●この記事のポイント
帝国データバンク調査で2025年の国内アニメ制作市場は4,065億8,600万円(前年比9.9%増)と初の4,000億円突破が判明。だがアニメーター不足で制作キャパシティは限界に達し、2026年は5年ぶり前年割れの可能性も。KADOKAWAの動画工房子会社化など資本提携・内製化による供給構造改革を読み解く。
日本のアニメ制作市場が、初めて4,000億円の大台を突破した。帝国データバンクが2026年8月19日に発表した「アニメ制作市場」動向調査によれば、2025年度のアニメ制作市場規模は4,065億8,600万円(前年比9.9%増)に達し、過去最高を更新した。前年(2024年度)の3,698億7,400万円から一気に9.9ポイントの伸びを記録しており、伸び率も前年(4.9%増)から倍増している。

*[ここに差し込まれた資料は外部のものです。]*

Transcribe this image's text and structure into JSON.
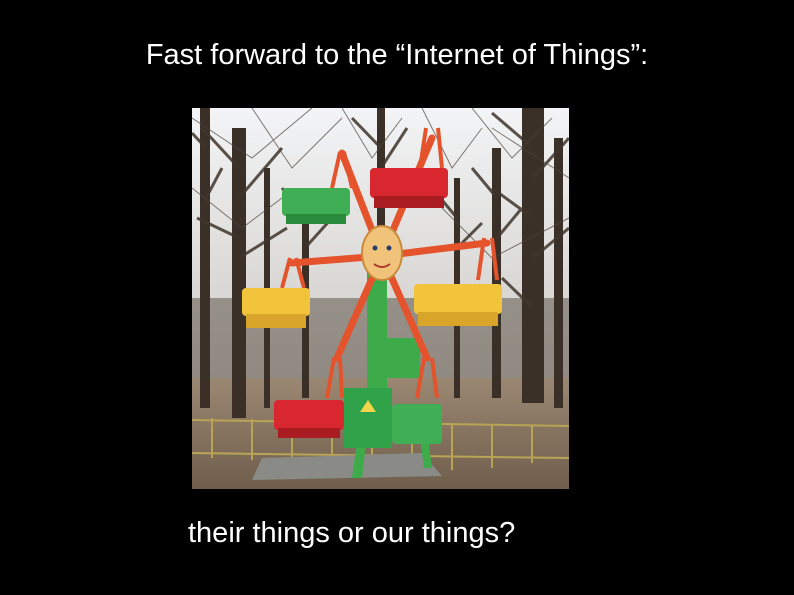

華々しい数字の一方で、同調査はもう一つの重要な事実を指摘している。「現状の業績ペースで推移した場合、2026年のアニメ制作市場は2021年以来5年ぶりに前年を下回る可能性がある」というのだ。需要は拡大を続けているにもかかわらず、なぜ市場は縮小に転じかねないのか。その答えは、制作現場の供給能力、すなわちキャパシティの限界にある。本稿では、公開データをもとに、アニメ産業が直面する構造的課題と、持続可能な成長に向けた業界の取り組みを整理する。
●目次
市場拡大を牽引してきたのは、Netflixをはじめとする動画配信プラットフォーム向け需要の高まりと、テレビシリーズから高単価な劇場版・ゲーム向けフルCG制作へのシフトである。帝国データバンクの調査では、ライセンス事業の好調や製作委員会への出資による二次収益の還流も成長要因として挙げられている。1社当たりの平均売上高も13億3,700万円と過去最高を更新し、2021年以降5年連続の増加となった。
しかし現場を見ると、様相は異なる。同調査は「アニメーター不足は専門スタジオでも同様にみられ、従業員の退職や休業によって物理的な処理能力が低下」していると指摘し、品質担保や労働環境改善を優先するあまり案件を受託できない事態も生じているとしている。制作スケジュールの遅延、いわゆる「期ズレ」も常態化しており、年間に処理できる作品本数そのものが物理的な上限に近づきつつある。
人件費・外注費の高騰も深刻だ。業界関係者への取材や各種報道によれば、テレビアニメ1話あたりの制作費は2019年頃の1,500万円前後から、近年では3,000万〜4,000万円程度まで倍増しているとされる。だが、この上昇分を価格転嫁できるかどうかは企業によって大きく異なる。帝国データバンクの調査は、自社IPを持たずフロー型(受託中心)の収益構造にとどまる企業ほど「作れば作るほど損益が悪化する」構造的リスクを抱えていると分析する。実際、専門スタジオ(元請以外の制作会社)の赤字企業割合は41.3%と前年(37.0%)から上昇しており、増収基調の裏で収益性が二極化している実態がうかがえる。
業績動向の内訳を見ても、拡大と停滞が同居する構図が浮かび上がる。帝国データバンクの調査によれば、2025年度に増収となった企業は39.7%(4年ぶりに4割を下回る水準)、前年並みが39.7%(過去10年で最高)、減収が20.5%(過去最低)だった。増収企業の割合が縮む一方で「前年並み」が過去最高となっている点は、案件を選別せざるを得ないほど現場が処理能力の天井に近づいている状況を裏付けているといえる。損益面では増益企業が45.7%と4年連続で4割を超えたものの、赤字企業も34.6%に上り、収益性の二極化が続いている。